This article was sourced from NY Times. Article by Stephen J Lubben.
In a restructuring world dominated by oil and gas companies on the one hand and retail on the other, iHeartMedia stands out.
But if we dig a bit deeper, the San Antonio-based radio and billboard company shares some similarities with those other companies buffeted by recent economic trends.
Last week, iHeart announced that it had commenced an exchange offer targeted at all of the company’s outstanding term loans, along with various other notes, totaling about $14.6 billion in debt. Earlier this year, iHeart exchanged $476 million of senior unsecured notes due in 2018 for a like amount of senior secured notes due in 2021.
That maturity extension was simple compared with the current exchange offer.
Under the new offer, iHeart is offering various packages to creditors, depending on the degree of creditor participation. For example, the company’s term loan lenders will be offered a range of $750 to $880 of new term loans for every $1,000 of old term loans they tender.

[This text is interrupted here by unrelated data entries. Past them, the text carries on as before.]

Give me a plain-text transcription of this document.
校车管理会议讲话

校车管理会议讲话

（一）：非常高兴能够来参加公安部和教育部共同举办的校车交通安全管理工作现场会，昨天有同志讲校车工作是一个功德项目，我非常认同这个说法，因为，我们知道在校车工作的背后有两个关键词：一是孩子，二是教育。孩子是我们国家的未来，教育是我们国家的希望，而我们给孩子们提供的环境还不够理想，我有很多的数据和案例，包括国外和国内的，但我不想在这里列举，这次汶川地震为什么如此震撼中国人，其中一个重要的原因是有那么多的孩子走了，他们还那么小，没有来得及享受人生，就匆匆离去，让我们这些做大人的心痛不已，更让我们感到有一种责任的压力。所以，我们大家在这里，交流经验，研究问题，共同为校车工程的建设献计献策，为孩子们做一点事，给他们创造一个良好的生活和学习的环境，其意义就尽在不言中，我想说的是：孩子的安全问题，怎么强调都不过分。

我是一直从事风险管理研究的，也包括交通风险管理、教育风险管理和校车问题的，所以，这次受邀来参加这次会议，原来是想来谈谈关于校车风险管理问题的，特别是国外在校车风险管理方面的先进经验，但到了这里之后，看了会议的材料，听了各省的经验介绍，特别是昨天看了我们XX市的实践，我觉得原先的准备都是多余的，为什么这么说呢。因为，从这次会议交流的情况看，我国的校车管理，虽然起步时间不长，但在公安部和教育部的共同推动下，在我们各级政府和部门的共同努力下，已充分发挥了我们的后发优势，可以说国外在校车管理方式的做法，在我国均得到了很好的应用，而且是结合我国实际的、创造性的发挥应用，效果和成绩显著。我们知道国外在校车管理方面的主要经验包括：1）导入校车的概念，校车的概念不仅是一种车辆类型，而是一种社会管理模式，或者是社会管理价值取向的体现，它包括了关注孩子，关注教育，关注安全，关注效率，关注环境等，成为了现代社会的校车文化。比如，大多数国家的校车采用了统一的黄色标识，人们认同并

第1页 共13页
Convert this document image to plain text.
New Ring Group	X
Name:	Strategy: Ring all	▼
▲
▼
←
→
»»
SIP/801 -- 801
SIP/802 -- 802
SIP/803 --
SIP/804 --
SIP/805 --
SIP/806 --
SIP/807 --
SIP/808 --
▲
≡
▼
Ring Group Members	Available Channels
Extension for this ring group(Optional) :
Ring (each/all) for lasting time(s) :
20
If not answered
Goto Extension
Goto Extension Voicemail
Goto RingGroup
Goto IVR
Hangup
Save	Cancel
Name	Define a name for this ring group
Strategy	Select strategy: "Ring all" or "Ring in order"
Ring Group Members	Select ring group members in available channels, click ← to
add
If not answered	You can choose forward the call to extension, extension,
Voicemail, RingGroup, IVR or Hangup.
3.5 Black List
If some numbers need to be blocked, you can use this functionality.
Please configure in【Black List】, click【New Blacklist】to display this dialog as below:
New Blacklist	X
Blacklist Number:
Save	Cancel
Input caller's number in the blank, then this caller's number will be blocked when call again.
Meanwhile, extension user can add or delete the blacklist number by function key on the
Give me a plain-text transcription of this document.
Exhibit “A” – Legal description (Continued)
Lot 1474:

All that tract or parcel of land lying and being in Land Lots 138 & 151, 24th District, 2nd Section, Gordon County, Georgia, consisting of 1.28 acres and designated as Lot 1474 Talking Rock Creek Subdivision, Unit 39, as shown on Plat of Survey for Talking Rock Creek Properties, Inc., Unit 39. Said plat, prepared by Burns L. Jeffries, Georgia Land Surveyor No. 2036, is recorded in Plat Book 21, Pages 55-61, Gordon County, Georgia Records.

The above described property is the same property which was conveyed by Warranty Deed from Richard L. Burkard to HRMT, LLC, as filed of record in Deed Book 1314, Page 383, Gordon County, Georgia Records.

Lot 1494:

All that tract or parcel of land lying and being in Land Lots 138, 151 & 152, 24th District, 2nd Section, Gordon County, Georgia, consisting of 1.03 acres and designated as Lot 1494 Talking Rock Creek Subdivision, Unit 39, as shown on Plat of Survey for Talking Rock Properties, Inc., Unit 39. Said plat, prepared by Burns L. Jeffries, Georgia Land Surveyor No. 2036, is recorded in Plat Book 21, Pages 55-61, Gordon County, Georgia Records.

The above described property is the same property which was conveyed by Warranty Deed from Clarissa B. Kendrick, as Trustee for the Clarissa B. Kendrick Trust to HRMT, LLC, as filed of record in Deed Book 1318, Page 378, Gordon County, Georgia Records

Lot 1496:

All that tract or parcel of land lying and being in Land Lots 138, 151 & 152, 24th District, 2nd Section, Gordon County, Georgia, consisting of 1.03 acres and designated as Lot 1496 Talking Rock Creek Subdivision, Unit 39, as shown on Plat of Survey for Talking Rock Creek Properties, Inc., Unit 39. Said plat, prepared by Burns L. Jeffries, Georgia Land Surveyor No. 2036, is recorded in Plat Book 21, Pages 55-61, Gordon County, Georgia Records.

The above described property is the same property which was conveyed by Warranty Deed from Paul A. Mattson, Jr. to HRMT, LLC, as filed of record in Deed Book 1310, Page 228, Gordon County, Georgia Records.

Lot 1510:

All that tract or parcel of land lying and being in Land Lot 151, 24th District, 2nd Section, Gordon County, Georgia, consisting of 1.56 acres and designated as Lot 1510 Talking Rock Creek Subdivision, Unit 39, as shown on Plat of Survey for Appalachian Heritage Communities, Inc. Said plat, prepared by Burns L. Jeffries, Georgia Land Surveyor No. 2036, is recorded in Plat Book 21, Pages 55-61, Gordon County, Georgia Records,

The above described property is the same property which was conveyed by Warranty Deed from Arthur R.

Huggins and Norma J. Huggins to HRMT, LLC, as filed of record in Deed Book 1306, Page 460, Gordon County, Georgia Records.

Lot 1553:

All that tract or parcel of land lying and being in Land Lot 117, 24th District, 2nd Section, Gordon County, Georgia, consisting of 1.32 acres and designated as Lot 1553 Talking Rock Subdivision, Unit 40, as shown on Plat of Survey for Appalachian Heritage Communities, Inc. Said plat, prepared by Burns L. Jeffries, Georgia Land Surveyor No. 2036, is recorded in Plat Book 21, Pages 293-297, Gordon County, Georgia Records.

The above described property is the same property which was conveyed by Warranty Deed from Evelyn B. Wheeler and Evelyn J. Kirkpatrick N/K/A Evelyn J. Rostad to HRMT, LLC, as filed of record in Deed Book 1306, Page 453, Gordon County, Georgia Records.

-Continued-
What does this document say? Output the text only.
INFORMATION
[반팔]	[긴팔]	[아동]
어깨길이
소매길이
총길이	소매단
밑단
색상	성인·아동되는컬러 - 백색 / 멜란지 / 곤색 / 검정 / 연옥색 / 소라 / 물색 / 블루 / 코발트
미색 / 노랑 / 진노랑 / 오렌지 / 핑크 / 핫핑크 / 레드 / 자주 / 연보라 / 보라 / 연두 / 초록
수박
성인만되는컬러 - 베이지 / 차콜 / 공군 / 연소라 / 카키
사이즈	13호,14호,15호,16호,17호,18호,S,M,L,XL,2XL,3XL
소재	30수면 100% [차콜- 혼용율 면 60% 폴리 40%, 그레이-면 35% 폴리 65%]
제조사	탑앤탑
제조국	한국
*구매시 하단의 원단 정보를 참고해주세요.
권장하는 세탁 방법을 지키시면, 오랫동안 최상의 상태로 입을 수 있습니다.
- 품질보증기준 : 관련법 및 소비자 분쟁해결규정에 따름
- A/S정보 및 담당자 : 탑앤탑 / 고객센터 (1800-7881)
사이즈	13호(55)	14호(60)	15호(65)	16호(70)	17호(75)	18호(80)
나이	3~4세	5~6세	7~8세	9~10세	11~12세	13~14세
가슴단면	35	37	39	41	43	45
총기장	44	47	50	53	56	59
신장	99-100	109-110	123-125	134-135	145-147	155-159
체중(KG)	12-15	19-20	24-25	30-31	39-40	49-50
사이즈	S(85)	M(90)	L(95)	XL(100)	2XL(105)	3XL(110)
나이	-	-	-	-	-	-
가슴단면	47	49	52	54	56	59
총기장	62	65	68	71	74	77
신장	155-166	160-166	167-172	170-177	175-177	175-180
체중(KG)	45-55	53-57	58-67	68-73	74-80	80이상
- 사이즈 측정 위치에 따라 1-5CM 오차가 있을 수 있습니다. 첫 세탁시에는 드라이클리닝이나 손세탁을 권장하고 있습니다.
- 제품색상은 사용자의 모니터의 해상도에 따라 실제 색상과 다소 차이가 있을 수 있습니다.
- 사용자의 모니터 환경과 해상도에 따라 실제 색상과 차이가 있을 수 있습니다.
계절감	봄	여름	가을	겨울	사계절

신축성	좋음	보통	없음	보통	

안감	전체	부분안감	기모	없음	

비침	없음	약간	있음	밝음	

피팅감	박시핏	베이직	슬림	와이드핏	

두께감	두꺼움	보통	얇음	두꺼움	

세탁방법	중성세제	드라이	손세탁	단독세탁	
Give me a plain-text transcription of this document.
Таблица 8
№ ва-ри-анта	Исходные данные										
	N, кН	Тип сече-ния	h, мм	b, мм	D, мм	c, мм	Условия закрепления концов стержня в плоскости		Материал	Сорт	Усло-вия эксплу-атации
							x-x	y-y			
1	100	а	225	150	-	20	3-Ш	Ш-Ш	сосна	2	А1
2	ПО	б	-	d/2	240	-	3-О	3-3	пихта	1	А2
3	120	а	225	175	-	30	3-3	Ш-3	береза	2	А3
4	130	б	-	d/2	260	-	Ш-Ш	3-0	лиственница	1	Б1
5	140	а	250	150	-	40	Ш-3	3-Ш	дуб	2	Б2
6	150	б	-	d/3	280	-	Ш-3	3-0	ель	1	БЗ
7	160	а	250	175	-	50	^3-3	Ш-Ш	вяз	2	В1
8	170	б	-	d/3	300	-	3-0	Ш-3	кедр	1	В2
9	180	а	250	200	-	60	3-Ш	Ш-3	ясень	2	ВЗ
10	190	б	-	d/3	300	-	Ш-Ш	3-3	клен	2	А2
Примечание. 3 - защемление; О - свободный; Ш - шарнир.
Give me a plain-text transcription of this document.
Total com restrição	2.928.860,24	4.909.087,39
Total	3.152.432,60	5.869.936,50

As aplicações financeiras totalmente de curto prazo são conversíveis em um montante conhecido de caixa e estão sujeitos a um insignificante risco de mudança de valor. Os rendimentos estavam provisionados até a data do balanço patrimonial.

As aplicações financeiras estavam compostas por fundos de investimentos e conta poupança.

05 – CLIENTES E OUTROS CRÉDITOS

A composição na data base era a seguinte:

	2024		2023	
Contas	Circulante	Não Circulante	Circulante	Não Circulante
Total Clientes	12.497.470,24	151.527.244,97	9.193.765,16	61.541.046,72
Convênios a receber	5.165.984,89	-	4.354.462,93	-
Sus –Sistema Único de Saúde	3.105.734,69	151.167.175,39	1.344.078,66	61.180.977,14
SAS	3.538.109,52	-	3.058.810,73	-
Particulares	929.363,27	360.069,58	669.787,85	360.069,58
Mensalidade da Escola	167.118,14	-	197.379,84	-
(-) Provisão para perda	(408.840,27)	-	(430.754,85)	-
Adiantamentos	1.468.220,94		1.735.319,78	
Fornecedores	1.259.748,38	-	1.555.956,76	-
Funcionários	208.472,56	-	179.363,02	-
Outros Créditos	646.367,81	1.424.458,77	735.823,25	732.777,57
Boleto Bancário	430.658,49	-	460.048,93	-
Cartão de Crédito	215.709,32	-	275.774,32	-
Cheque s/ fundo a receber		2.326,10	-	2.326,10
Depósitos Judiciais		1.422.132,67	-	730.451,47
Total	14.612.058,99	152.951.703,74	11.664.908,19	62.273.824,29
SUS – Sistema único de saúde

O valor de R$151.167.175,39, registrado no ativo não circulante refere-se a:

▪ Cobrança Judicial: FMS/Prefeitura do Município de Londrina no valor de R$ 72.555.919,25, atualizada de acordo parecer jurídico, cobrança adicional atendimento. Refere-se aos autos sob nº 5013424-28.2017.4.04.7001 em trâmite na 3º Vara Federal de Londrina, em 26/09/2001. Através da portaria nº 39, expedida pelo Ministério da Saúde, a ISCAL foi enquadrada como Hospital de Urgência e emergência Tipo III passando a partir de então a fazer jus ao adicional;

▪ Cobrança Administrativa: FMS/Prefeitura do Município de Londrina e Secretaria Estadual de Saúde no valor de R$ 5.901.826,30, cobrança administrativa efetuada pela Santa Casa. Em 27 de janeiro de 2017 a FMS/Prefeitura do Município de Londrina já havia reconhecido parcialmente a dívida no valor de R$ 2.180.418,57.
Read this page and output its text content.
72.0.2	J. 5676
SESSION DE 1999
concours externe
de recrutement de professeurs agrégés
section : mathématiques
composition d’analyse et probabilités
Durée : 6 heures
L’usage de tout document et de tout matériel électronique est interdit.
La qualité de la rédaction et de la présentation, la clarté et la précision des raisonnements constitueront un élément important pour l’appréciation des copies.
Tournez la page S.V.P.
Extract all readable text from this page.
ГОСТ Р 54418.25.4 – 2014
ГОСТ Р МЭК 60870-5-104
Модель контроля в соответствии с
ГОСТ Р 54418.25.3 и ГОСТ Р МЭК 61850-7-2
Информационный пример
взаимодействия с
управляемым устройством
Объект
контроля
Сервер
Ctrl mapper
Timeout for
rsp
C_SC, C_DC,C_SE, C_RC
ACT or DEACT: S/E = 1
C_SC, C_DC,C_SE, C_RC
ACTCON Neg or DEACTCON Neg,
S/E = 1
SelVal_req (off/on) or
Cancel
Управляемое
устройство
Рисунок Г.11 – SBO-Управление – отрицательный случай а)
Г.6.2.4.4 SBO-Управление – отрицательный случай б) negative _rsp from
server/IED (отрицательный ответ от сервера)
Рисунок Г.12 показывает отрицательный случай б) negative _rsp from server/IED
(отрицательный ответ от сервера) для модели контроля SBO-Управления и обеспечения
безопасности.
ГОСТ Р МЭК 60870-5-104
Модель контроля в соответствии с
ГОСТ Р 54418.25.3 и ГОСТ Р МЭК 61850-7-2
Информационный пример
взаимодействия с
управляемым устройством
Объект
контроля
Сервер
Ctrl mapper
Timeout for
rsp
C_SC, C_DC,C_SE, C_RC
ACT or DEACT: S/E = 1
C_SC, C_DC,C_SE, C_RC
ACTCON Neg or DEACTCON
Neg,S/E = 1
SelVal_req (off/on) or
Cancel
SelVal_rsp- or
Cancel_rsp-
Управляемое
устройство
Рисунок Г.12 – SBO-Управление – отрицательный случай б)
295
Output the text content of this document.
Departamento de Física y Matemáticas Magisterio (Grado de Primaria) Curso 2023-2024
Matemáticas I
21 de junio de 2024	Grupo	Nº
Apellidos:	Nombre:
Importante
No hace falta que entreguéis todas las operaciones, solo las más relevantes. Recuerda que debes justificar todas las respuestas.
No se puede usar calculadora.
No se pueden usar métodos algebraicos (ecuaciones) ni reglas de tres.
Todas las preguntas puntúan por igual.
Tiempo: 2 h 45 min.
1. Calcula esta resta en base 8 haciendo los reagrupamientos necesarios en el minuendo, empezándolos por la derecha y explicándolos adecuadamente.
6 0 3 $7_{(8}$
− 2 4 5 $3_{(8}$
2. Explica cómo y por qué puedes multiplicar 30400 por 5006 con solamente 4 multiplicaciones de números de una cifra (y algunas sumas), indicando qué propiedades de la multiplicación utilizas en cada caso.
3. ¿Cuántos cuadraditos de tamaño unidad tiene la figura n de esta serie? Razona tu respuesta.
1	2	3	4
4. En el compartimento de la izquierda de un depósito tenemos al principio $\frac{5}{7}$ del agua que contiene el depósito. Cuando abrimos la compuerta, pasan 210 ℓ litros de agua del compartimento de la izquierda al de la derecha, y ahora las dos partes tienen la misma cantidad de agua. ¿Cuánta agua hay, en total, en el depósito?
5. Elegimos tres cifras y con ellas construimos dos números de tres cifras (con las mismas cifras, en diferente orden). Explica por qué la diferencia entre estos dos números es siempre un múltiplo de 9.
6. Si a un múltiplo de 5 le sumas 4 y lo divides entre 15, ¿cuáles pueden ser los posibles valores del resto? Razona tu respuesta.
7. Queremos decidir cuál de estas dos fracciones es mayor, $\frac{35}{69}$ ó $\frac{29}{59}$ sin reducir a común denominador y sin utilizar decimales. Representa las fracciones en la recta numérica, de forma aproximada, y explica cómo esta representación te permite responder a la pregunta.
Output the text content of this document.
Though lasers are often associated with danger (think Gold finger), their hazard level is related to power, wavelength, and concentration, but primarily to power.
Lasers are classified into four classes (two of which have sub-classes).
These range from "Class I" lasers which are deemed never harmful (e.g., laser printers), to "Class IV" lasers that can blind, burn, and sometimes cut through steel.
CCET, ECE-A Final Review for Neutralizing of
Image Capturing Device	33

If most lenders participate in the exchange offer, the lenders will also receive class B common stock in another subsidiary and warrants to purchase iHeartMedia’s own class D common stock. Yes, that’s right: class D.
Oh, and if at least half of the term loan holders participate, all of the existing term loans will be amended to remove the lender’s ability to renegotiate the debt if its accountants question the company’s ability to continue as a going concern. How’s that for providing some high-powered incentives to tender into the exchange offer?
Covenant Review, an independent credit research firm, complains that these term lenders are also being used to impose onerous terms on the noteholders in their part of the exchange offer.
As is often the case, certain iHeart noteholders are being asked to remove the covenants from their old notes as they exchange those notes for new ones under the exchange offer.
This provides a strong incentive for noteholders to tender into the exchange, since “holding out” in the old notes means being left with notes that provide very little protection for the noteholder.
Such consent solicitations have been used in the United States since the 1980s, although some recent case law in Britain has frowned on aggressive use of “exit consents.”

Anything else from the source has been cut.